A small but growing list of shipowners and operators are turning to sustainability-linked financing in a bid to carve out a top tier in a lending world, in which ESG metrics are expected to become de rigueur.
The draw of these loans and bonds for the borrowers on the vanguard is to be able to telegraph commitment to improvement on key ESG metrics, particularly carbon emissions, by agreeing with banks to incentives.
For Odfjell, the Oslo-listed chemical tanker owner that sold shipping’s first sustainability-linked bond last year in a “substantially-oversubscribed” offering, the exercise was a way to show commitment to decarbonisation targets. That included verification by a classification society.
Those targets go beyond “business as usual”, as verified by class society DNV.
Odfjell chief sustainability officer Oistein Jensen said he sees sustainability-linked bonds as a transitional product, ahead of a time when all financing will have sustainability targets or covenants.
“I think that the difference between a high performer and not so high performers will continue to increase going forward. And our perspective is that we wanted to be on the high performer side,” he said.
Ardmore Shipping, the New York-listed product tanker owner, extended a sustainability-linked finance facility with Dutch lender ABN Amro until June 2023 in September that it first agreed in July 2020.
Chief financial officer Paul Tivnan said the Poseidon Principles, a 27-bank framework for integrating climate considerations into ship finance decisions, has provided an anchor point for setting emissions targets in sustainability-linked loans, as well as European Union guidelines for sustainable financing.
Stepping stone
The incentives and penalties are not “make or break”, he said, but he also sees sustainability-linked loans as a stepping stone.
“At some point, it won’t be called sustainability financing. It will just be called financing, because in order to even attract financing … you have to do it,” he said.
For the lenders, the attractiveness of sustainability-linked finance is the measurability of the targets, which provides stability, said Diana Syziu, a lawyer at Hill Dickinson who focuses on corporate and ship finance.
Sustainability-linked financing involves loans, bonds or other financial instruments in which the borrower receives a reduced margin for reaching ESG-related performance targets agreed in the loan.

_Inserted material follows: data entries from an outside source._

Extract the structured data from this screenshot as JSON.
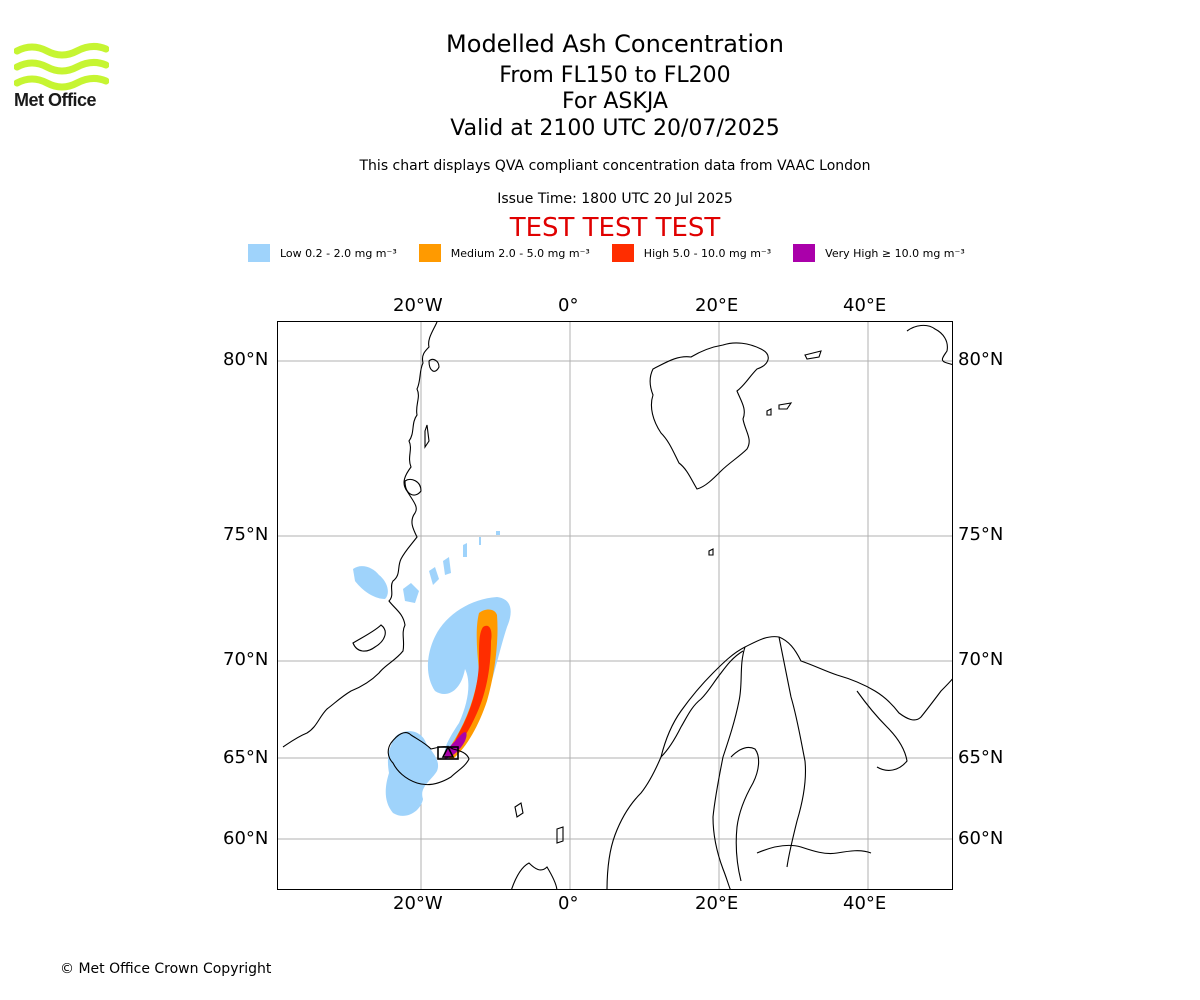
{
  "branding": {
    "logo_text": "Met Office",
    "copyright": "© Met Office Crown Copyright"
  },
  "header": {
    "title": "Modelled Ash Concentration",
    "level": "From FL150 to FL200",
    "volcano": "For ASKJA",
    "valid": "Valid at 2100 UTC 20/07/2025",
    "note": "This chart displays QVA compliant concentration data from VAAC London",
    "issue": "Issue Time: 1800 UTC 20 Jul 2025",
    "test_banner": "TEST TEST TEST"
  },
  "legend": [
    {
      "label": "Low 0.2 - 2.0 mg m⁻³",
      "color": "#9fd3fb"
    },
    {
      "label": "Medium 2.0 - 5.0 mg m⁻³",
      "color": "#ff9a00"
    },
    {
      "label": "High 5.0 - 10.0 mg m⁻³",
      "color": "#ff2d00"
    },
    {
      "label": "Very High ≥ 10.0 mg m⁻³",
      "color": "#aa00aa"
    }
  ],
  "map": {
    "lon_labels": [
      "20°W",
      "0°",
      "20°E",
      "40°E"
    ],
    "lat_labels": [
      "80°N",
      "75°N",
      "70°N",
      "65°N",
      "60°N"
    ],
    "grid_color": "#b0b0b0",
    "volcano_marker": "triangle-icon"
  }
}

They differ from green loans, which are used to finance a specific green project that has an environmental benefit.
She said lenders are looking to gradual improvements, such as engine technology, and more openness in reporting and monitoring.
“No one is asking the borrowers, from the market information we’re receiving, to replenish the fleet overnight. That’s not sustainable for the borrower, and it’s not sustainable for the banks either,” the lawyer told TradeWinds.
George Macheras, the global maritime sector co-head at law firm Watson Farley & Williams, said he expects sustainability-linked lending to become increasingly relevant for listed companies.
“It’s a perfect way for them to attract ESG-conscious investors … And it’s a way for them to achieve better pricing,” he said.